In vivo Ca 2+ dynamics induced by Ca 2+ injection in individual rat skeletal muscle fibers

In contrast to cardiomyocytes, store overload‐induced calcium ion (Ca 2+ ) release (SOICR) is not considered to constitute a primary Ca 2+ releasing system from the sarcoplasmic reticulum (SR) in skeletal muscle myocytes. In the latter, voltage‐induced Ca 2+ release (VICR) is regarded as the dominant mechanism facilitating contractions. Any role of the SOICR in the regulation of cytoplasmic Ca 2+ concentration ([Ca 2+ ] i ) and its dynamics in skeletal muscle in vivo remains poorly understood. By means of in vivo single fiber Ca 2+ microinjections combined with bioimaging techniques, we tested the hypothesis that the [Ca 2+ ] i dynamics following Ca 2+ injection would be amplified and fiber contraction facilitated by SOICR. The circulation‐intact spinotrapezius muscle of adult male Wistar rats ( n  =   34) was exteriorized and loaded with Fura‐2 AM to monitor [Ca 2+ ] i dynamics. Groups of rats underwent the following treatments: (1) 0.02, 0.2, and 2.0 mmol/L Ca 2+ injections, (2) 2.0 mmol/L Ca 2+ with inhibition of ryanodine receptors (RyR) by dantrolene sodium (DAN), and (3) 2.0 mmol/L Ca 2+ with inhibition of SR Ca 2+ ATPase (SERCA) by cyclopiazonic acid (CPA). A quantity of 0.02 mmol/L Ca 2+ injection yielded no detectable response, whereas peak evoked [Ca 2+ ] i increased 9.9 ± 1.8% above baseline for 0.2 mmol/L and 23.8 ± 4.3% ( P  < 0.05) for 2.0 mmol/L Ca 2+ injections.
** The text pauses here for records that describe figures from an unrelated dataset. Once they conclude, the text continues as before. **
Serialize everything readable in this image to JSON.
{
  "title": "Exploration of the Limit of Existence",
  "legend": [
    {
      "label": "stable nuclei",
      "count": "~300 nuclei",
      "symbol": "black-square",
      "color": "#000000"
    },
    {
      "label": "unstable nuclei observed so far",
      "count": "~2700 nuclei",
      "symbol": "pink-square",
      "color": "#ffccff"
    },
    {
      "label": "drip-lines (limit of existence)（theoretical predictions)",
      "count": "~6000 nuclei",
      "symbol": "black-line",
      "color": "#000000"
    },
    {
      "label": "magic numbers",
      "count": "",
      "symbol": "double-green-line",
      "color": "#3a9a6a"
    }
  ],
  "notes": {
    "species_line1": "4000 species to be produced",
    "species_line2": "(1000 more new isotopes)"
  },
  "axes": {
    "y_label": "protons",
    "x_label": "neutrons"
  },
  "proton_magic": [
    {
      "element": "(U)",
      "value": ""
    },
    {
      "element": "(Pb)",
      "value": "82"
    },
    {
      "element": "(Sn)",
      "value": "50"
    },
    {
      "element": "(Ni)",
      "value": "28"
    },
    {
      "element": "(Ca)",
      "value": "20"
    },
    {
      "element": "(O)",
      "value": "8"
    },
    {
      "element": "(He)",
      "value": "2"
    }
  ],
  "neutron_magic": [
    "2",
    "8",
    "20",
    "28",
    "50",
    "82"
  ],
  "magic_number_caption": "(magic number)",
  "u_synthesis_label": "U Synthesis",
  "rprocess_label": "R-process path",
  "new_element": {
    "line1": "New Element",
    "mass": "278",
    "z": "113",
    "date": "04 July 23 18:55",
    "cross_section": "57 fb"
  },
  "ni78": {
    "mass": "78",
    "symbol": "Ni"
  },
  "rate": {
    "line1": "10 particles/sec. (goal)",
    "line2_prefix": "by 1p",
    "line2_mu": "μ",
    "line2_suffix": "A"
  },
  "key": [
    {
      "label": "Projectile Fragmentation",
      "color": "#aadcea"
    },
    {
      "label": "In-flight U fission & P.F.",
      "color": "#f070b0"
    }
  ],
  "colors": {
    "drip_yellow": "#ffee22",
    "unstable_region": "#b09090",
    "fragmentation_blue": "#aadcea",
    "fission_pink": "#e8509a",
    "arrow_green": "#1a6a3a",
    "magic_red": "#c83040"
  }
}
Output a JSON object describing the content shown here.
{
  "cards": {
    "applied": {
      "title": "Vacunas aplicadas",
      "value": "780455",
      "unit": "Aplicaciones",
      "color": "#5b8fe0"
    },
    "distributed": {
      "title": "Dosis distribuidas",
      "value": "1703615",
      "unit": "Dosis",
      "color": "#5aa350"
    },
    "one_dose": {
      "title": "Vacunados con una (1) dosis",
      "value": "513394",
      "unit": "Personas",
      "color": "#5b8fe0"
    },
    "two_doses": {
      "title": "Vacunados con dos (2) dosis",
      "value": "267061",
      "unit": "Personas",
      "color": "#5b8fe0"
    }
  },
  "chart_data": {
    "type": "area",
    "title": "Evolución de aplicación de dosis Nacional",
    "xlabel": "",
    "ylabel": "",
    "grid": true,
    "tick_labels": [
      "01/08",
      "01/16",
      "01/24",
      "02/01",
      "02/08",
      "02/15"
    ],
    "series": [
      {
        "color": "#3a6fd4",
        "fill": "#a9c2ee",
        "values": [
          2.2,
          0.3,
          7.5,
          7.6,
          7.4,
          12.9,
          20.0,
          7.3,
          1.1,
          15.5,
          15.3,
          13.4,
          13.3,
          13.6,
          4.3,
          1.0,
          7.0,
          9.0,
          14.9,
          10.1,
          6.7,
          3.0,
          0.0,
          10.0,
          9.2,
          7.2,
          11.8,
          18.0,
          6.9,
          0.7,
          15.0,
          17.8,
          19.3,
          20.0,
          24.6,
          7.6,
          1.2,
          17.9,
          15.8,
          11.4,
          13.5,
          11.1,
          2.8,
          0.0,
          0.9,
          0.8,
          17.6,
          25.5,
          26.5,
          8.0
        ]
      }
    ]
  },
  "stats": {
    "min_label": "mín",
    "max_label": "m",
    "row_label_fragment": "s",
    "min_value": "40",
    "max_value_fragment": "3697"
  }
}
The peak [Ca 2+ ] i in response to 2.0 mmol/L Ca 2+ injection was largely abolished by DAN and CPA (−85.8%, −71.0%, respectively, both P  < 0.05 vs. unblocked) supporting dependence of the [Ca 2+ ] i dynamics on Ca 2+ released by SOICR rather than injected Ca 2+ itself. Thus, this investigation demonstrates the presence of a robust SR‐evoked SOICR operant in skeletal muscle in vivo.